Les prestataires ont été assignés au hasard aux visites de patients au cours desquelles les patients exprimaient une préférence pour les SRO, une préférence pour les antibiotiques ou aucune préférence en matière de traitement. Lors des visites, les patients ont indiqué leur préférence en montrant au prestataire de soins une photo d’un emballage de SRO ou d’antibiotiques. Le groupe de patients sans préférence de traitement a simplement demandé une recommandation au médecin.

Pour contrôler la prescription à but lucratif, certains des patients standardisés auxquels aucune préférence de traitement n’avait été attribuée ont dit au prestataire qu’ils achèteraient leurs médicaments ailleurs. Pour estimer l’impact de la constitution de stocks, les chercheurs ont également assigné au hasard tous les prestataires de la moitié des 253 villes pour qu’ils reçoivent un approvisionnement de six semaines en SRO.

La sous-prescription des SRO est principalement due à des erreurs d’appréciation de la part des prestataires.

Les chercheurs ont découvert que la perception qu’ont les prestataires des préférences des patients constitue le principal obstacle à la prescription de SRO – non pas parce que les prestataires ne veulent pas de SRO, mais parce qu’ils supposent que la plupart des patients ne veulent pas du traitement. La perception des prestataires de soins selon laquelle les patients ne voulaient pas de SRO représentait environ 42 % des sous-prescriptions, tandis que les ruptures de stock et les incitations financières n’expliquaient que 6 % et 5 %, respectivement.

Les patients qui ont exprimé une préférence pour les SRO ont augmenté leurs prescriptions de traitement de 27 points de pourcentage – une mesure plus efficace que l’élimination des ruptures de stock (qui a augmenté les prescriptions de SRO de 7 points de pourcentage) ou l’élimination des incitations financières (ce qui n’a entraîné qu’une seule augmentation des prescriptions de SRO dans les pharmacies). ).
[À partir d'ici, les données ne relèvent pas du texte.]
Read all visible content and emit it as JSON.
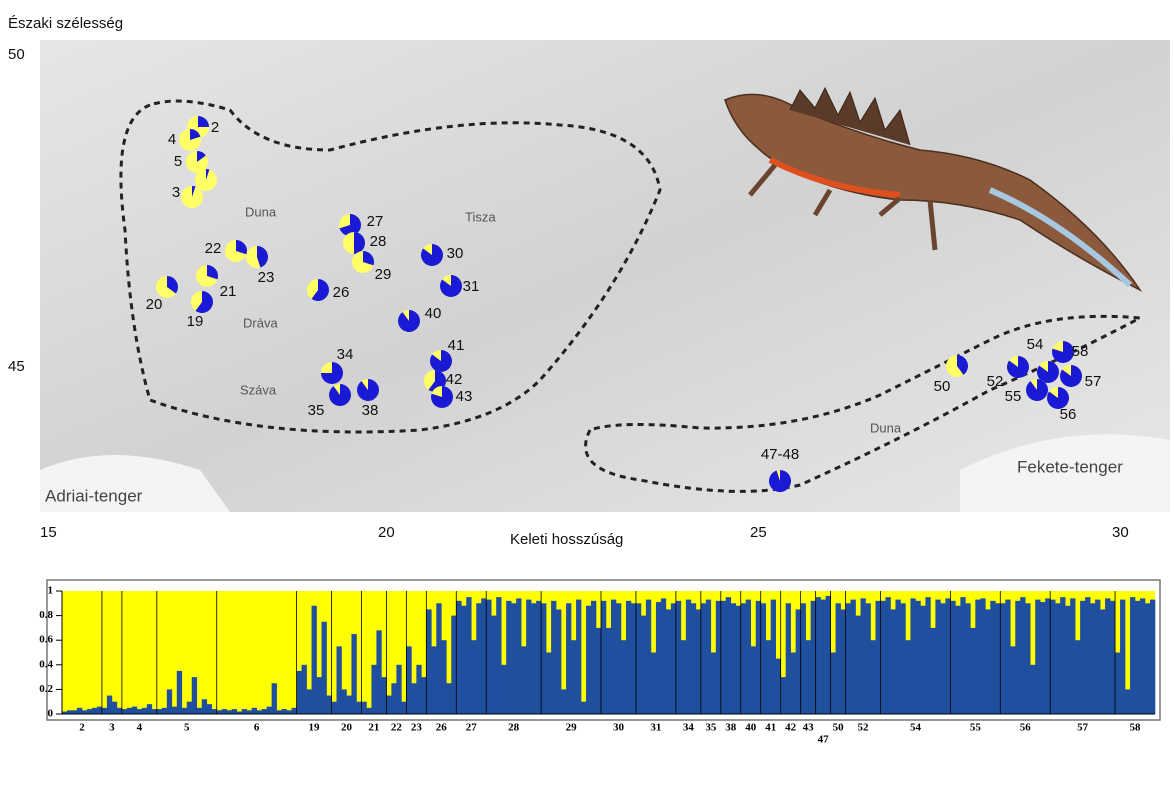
{
  "map": {
    "lat_title": "Északi szélesség",
    "lon_title": "Keleti hosszúság",
    "lat_ticks": [
      50,
      45
    ],
    "lon_ticks": [
      15,
      20,
      25,
      30
    ],
    "places": [
      "Duna",
      "Tisza",
      "Dráva",
      "Száva",
      "Duna",
      "Fekete-tenger",
      "Adriai-tenger"
    ],
    "pies": [
      {
        "label": "2",
        "blue": 0.25
      },
      {
        "label": "4",
        "blue": 0.2
      },
      {
        "label": "5",
        "blue": 0.15
      },
      {
        "label": null,
        "blue": 0.05
      },
      {
        "label": "3",
        "blue": 0.05
      },
      {
        "label": "22",
        "blue": 0.3
      },
      {
        "label": "23",
        "blue": 0.45
      },
      {
        "label": "20",
        "blue": 0.35
      },
      {
        "label": "21",
        "blue": 0.3
      },
      {
        "label": "19",
        "blue": 0.6
      },
      {
        "label": "27",
        "blue": 0.7
      },
      {
        "label": "28",
        "blue": 0.5
      },
      {
        "label": "29",
        "blue": 0.3
      },
      {
        "label": "26",
        "blue": 0.6
      },
      {
        "label": "30",
        "blue": 0.85
      },
      {
        "label": "31",
        "blue": 0.85
      },
      {
        "label": "40",
        "blue": 0.9
      },
      {
        "label": "41",
        "blue": 0.85
      },
      {
        "label": "42",
        "blue": 0.6
      },
      {
        "label": "43",
        "blue": 0.8
      },
      {
        "label": "34",
        "blue": 0.75
      },
      {
        "label": "35",
        "blue": 0.9
      },
      {
        "label": "38",
        "blue": 0.9
      },
      {
        "label": "50",
        "blue": 0.4
      },
      {
        "label": "52",
        "blue": 0.85
      },
      {
        "label": "54",
        "blue": 0.85
      },
      {
        "label": "58",
        "blue": 0.8
      },
      {
        "label": "57",
        "blue": 0.85
      },
      {
        "label": "55",
        "blue": 0.9
      },
      {
        "label": "56",
        "blue": 0.85
      },
      {
        "label": "47-48",
        "blue": 0.95
      }
    ]
  },
  "chart_data": {
    "type": "bar",
    "ylim": [
      0,
      1
    ],
    "yticks": [
      0,
      0.2,
      0.4,
      0.6,
      0.8,
      1
    ],
    "colors": {
      "blue": "#1f4f9e",
      "yellow": "#ffff00"
    },
    "groups": [
      {
        "label": "2",
        "values": [
          0.02,
          0.03,
          0.03,
          0.05,
          0.03,
          0.04,
          0.05,
          0.06
        ]
      },
      {
        "label": "3",
        "values": [
          0.05,
          0.15,
          0.1,
          0.05
        ]
      },
      {
        "label": "4",
        "values": [
          0.04,
          0.05,
          0.06,
          0.04,
          0.05,
          0.08,
          0.04
        ]
      },
      {
        "label": "5",
        "values": [
          0.04,
          0.05,
          0.2,
          0.06,
          0.35,
          0.05,
          0.1,
          0.3,
          0.05,
          0.12,
          0.08,
          0.04
        ]
      },
      {
        "label": "6",
        "values": [
          0.03,
          0.04,
          0.03,
          0.04,
          0.02,
          0.04,
          0.03,
          0.05,
          0.03,
          0.04,
          0.06,
          0.25,
          0.03,
          0.04,
          0.03,
          0.05
        ]
      },
      {
        "label": "19",
        "values": [
          0.35,
          0.4,
          0.2,
          0.88,
          0.3,
          0.75,
          0.15
        ]
      },
      {
        "label": "20",
        "values": [
          0.1,
          0.55,
          0.2,
          0.15,
          0.65,
          0.1
        ]
      },
      {
        "label": "21",
        "values": [
          0.1,
          0.05,
          0.4,
          0.68,
          0.3
        ]
      },
      {
        "label": "22",
        "values": [
          0.15,
          0.25,
          0.4,
          0.1
        ]
      },
      {
        "label": "23",
        "values": [
          0.55,
          0.25,
          0.4,
          0.3
        ]
      },
      {
        "label": "26",
        "values": [
          0.85,
          0.55,
          0.9,
          0.6,
          0.25,
          0.8
        ]
      },
      {
        "label": "27",
        "values": [
          0.92,
          0.88,
          0.95,
          0.6,
          0.9,
          0.94
        ]
      },
      {
        "label": "28",
        "values": [
          0.93,
          0.8,
          0.95,
          0.4,
          0.92,
          0.9,
          0.94,
          0.55,
          0.93,
          0.9,
          0.92
        ]
      },
      {
        "label": "29",
        "values": [
          0.9,
          0.5,
          0.92,
          0.85,
          0.2,
          0.9,
          0.6,
          0.93,
          0.1,
          0.88,
          0.92,
          0.7
        ]
      },
      {
        "label": "30",
        "values": [
          0.92,
          0.7,
          0.93,
          0.9,
          0.6,
          0.92,
          0.9
        ]
      },
      {
        "label": "31",
        "values": [
          0.9,
          0.8,
          0.93,
          0.5,
          0.91,
          0.94,
          0.85,
          0.9
        ]
      },
      {
        "label": "34",
        "values": [
          0.92,
          0.6,
          0.93,
          0.9,
          0.85
        ]
      },
      {
        "label": "35",
        "values": [
          0.9,
          0.93,
          0.5,
          0.92
        ]
      },
      {
        "label": "38",
        "values": [
          0.92,
          0.95,
          0.9,
          0.88
        ]
      },
      {
        "label": "40",
        "values": [
          0.9,
          0.93,
          0.55,
          0.92
        ]
      },
      {
        "label": "41",
        "values": [
          0.9,
          0.6,
          0.93,
          0.45
        ]
      },
      {
        "label": "42",
        "values": [
          0.3,
          0.9,
          0.5,
          0.85
        ]
      },
      {
        "label": "43",
        "values": [
          0.9,
          0.6,
          0.92
        ]
      },
      {
        "label": "47",
        "values": [
          0.95,
          0.93,
          0.96
        ]
      },
      {
        "label": "50",
        "values": [
          0.5,
          0.9,
          0.85
        ]
      },
      {
        "label": "52",
        "values": [
          0.9,
          0.93,
          0.8,
          0.94,
          0.9,
          0.6,
          0.92
        ]
      },
      {
        "label": "54",
        "values": [
          0.92,
          0.95,
          0.85,
          0.93,
          0.9,
          0.6,
          0.94,
          0.92,
          0.88,
          0.95,
          0.7,
          0.93,
          0.9,
          0.94
        ]
      },
      {
        "label": "55",
        "values": [
          0.92,
          0.88,
          0.95,
          0.9,
          0.7,
          0.93,
          0.94,
          0.85,
          0.92,
          0.9
        ]
      },
      {
        "label": "56",
        "values": [
          0.9,
          0.93,
          0.55,
          0.92,
          0.95,
          0.9,
          0.4,
          0.93,
          0.91,
          0.94
        ]
      },
      {
        "label": "57",
        "values": [
          0.93,
          0.9,
          0.95,
          0.88,
          0.94,
          0.6,
          0.92,
          0.95,
          0.9,
          0.93,
          0.85,
          0.94,
          0.92
        ]
      },
      {
        "label": "58",
        "values": [
          0.5,
          0.93,
          0.2,
          0.95,
          0.92,
          0.94,
          0.9,
          0.93
        ]
      }
    ]
  }
}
« Bien qu’il soit largement connu depuis des décennies que les SRO sont une intervention vitale qui peut sauver la vie des enfants souffrant de diarrhée, le taux d’utilisation des SRO reste obstinément faible dans de nombreux pays comme l’Inde », a déclaré Manoj Mohanan, co-auteur. de l’étude et professeur de politique publique, d’économie et de santé mondiale à la Sanford School of Public Policy de l’Université Duke. « Changer le comportement des prestataires concernant les prescriptions de SRO reste un défi majeur. »

Les auteurs de l’étude ont déclaré que ces résultats peuvent être utilisés pour concevoir des interventions qui encouragent les patients et les soignants à exprimer une préférence pour les SRO lors de la recherche de soins, ainsi que pour sensibiliser les prestataires aux préférences des patients.

« Nous devons trouver des moyens de changer la perception des prestataires sur les préférences des patients afin d’augmenter l’utilisation des SRO et de lutter contre la résistance aux antibiotiques, qui constitue un problème majeur à l’échelle mondiale », a déclaré l’auteur correspondant de l’étude, Zachary Wagner, économiste à RAND Corporation et professeur d’analyse politique. à la Pardee RAND Graduate School. « Comment réduire la surprescription d’antibiotiques et combattre la résistance aux antimicrobiens est une question de santé mondiale importante, et notre étude montre que changer la perception des prestataires sur les préférences des patients est une façon de trouver une solution. »

Cette recherche a été financée par l’Institut national du diabète et des maladies digestives et rénales (subvention 5R01DK126049).